Partager


Aujourd’hui, dans le cadre de la lutte contre la corruption au Mali, la question qui suscite des interrogations est la suivante : malgré l’existence d’une multitude de structures de contrôle, pourquoi le phénomène de la corruption ne cesse de prendre de l’ampleur ?

Pour beaucoup de Maliens, lutter contre la corruption n’a pas besoin d’autant de médiatisation autour du phénomène. En exemple, l’explication qu’on peut donner c’est que le voleur ne doit pas être prévenu avant d’être appréhendé, sinon on risque de passer à côté.

Aussi, est-il nécessaire de garder toutes ses structures de contrôle de services publics dont le fonctionnement coûte cher à l’Etat? Est-il logique de garder toutes ces structures? Malheureusement non, parce que tous les responsables de ces mêmes structures demandent aujourd’hui la création d’une structure de contrôle au lieu de cinq.


Pourquoi une structure unique de contrôle des services publics

Du 30 juin au 11 juillet 2008, le comité préparatoire des Etats Généraux de la Corruption a reçu toutes les structures de contrôle, tous les organes et organismes qui suivent avec intérêt le phénomène de la corruption au Mali.
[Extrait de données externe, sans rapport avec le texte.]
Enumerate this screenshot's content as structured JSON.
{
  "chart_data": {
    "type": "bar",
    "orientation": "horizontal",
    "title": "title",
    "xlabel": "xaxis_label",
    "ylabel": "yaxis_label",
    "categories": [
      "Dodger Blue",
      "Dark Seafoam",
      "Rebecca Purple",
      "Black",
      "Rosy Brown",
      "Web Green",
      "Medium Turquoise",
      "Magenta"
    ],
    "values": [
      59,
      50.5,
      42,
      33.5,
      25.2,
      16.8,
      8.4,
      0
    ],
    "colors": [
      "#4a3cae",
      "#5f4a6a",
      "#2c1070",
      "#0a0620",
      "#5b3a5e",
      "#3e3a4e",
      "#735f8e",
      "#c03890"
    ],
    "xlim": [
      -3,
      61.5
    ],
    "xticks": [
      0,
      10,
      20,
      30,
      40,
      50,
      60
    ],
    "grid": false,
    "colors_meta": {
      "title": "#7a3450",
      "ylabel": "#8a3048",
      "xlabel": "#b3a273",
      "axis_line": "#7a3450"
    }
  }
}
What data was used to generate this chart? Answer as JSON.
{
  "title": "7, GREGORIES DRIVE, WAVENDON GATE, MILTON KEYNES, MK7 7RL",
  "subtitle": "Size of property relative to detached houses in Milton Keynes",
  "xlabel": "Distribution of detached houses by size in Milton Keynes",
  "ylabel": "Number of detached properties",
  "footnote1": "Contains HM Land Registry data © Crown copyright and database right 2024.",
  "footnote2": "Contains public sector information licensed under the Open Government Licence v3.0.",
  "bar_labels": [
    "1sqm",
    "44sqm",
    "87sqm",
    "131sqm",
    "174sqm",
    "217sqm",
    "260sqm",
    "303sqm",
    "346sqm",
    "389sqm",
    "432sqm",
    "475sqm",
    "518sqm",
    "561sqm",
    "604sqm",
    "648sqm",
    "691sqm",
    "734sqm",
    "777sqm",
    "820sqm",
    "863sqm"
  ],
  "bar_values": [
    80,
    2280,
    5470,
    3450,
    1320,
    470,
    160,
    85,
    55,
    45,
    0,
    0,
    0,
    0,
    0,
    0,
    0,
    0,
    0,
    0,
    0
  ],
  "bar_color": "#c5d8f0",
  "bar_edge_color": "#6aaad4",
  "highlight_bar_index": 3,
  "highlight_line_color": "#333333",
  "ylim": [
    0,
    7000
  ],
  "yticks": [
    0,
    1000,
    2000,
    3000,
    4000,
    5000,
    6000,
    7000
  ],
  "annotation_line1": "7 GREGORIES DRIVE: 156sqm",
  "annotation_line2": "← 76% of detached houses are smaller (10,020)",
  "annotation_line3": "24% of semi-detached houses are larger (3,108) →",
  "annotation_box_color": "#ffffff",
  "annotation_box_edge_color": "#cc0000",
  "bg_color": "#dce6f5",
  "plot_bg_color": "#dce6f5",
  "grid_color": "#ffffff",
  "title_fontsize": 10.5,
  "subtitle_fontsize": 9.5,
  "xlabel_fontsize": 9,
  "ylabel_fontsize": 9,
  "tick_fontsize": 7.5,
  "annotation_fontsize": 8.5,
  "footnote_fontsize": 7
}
L’objectif était de recueillir leur perception du phénomène et de proposer les solutions à l’Etat pour freiner ou mener à bien la lutte contre la corruption.

Au cours de ces différentes rencontres, les responsables des différentes structures de contrôle ont tous prôné la création d’une structure unique de contrôle, en revoyant le budget de fonctionnement des structures présentement existantes.

Les responsables des structures ayant participé à la rencontre étaient : le président de la Section des Comptes de la Cour Suprême, M. Ouéna Niaré, le controleur général d’Etat adjoint, Mme Diallo Oumou Traoré, l’inspecteur des finances, M. Youssouf Kébé, le président de la Cellule d’Appui aux Structures de Contrôle de l’Administration (CASCA), Bréhima Noumoussa Diallo.

Pourtant, la proposition d’une structure unique peut être salutaire quand on se refère surtout au manque à gagner qui s’élève à 54 milliards contre 67 milliards déjà recupérés sur les 103 milliards dévoilés par le rapport du végal.

A cela, il faut ajouter les budgets de fonctionnement de l’équipe du bureau du vérificateur général, 3,343 047 000 milliards, de la Cour Suprême 1,403 817 000F CFA, du Contrôle Général des Services Publics 834 611 000F CFA, l’Inspection Générale des Finances 403 514 000F CFA, sans compter la somme allouée à la CASCA.

Déjà, en comptabilisant tous ces budgets, on a 4 984 989 000, plus les 54 milliards de manque à gagner décélé par le vérificateur général, ce qui fait environ 60 milliards de pertes pour l’Etat.


Une vaine lutte

La lutte contre la corruption reste aujourd’hui à désirer. Si l’on accuse le bureau du végal d’être un dérangeur public, ses rapports sont considérés comme des coquilles vides. Doit-on toujours maintenir l’existence de cette structure qui est à l’origine de la confusion entre les autres structures de contrôles? Autant, les structures qui dénoncent cet état de fait, ont-elles aussi leur raison d’être?

Toute chose qui exige une analyse approfondie de la part des plus hautes autorités, si réellement on tient à la lutte contre la corruption au Mali. Même les partenaires techniques et financiers déplorent aujourd’hui l’existence d’autant de structures de contrôle de la gestion des ressources publiques car, à leurs yeux, malgré cette exitence, le phénomène continue à prendre de l’ampleur.

Si beaucoup protestent contre la lutte contre la corruption, c’est parce que les grands corrupteurs échappent aux mailles de la justice. Parfois, il ne sont jamais soumis au contrôle comme s’ils étaient au dessus de la loi. La lutte contre la corruption ne doit pas être non plus comme une formule de droit ou chaque principe en général est suivi d’une exception. Dans cette logique, comment peut-on lutter la corruption?

La société civile

Lors de son séjour à Bamako sur l’invitation du gouvernement malien, la Norvégienne Eva Joly, juriste de formation dans son pays, et spécialiste en matière de lutte contre la corruption, avait déclaré que la meilleure manière de lutter contre la corruption est d’impliquer la société civile.

Pour qui connait la mentalité de la société civile malienne, on peut dire que ce combat ne sera pas facile au Mali. En tout état de cause, la lutte contre la corruption est un devoir patriotique.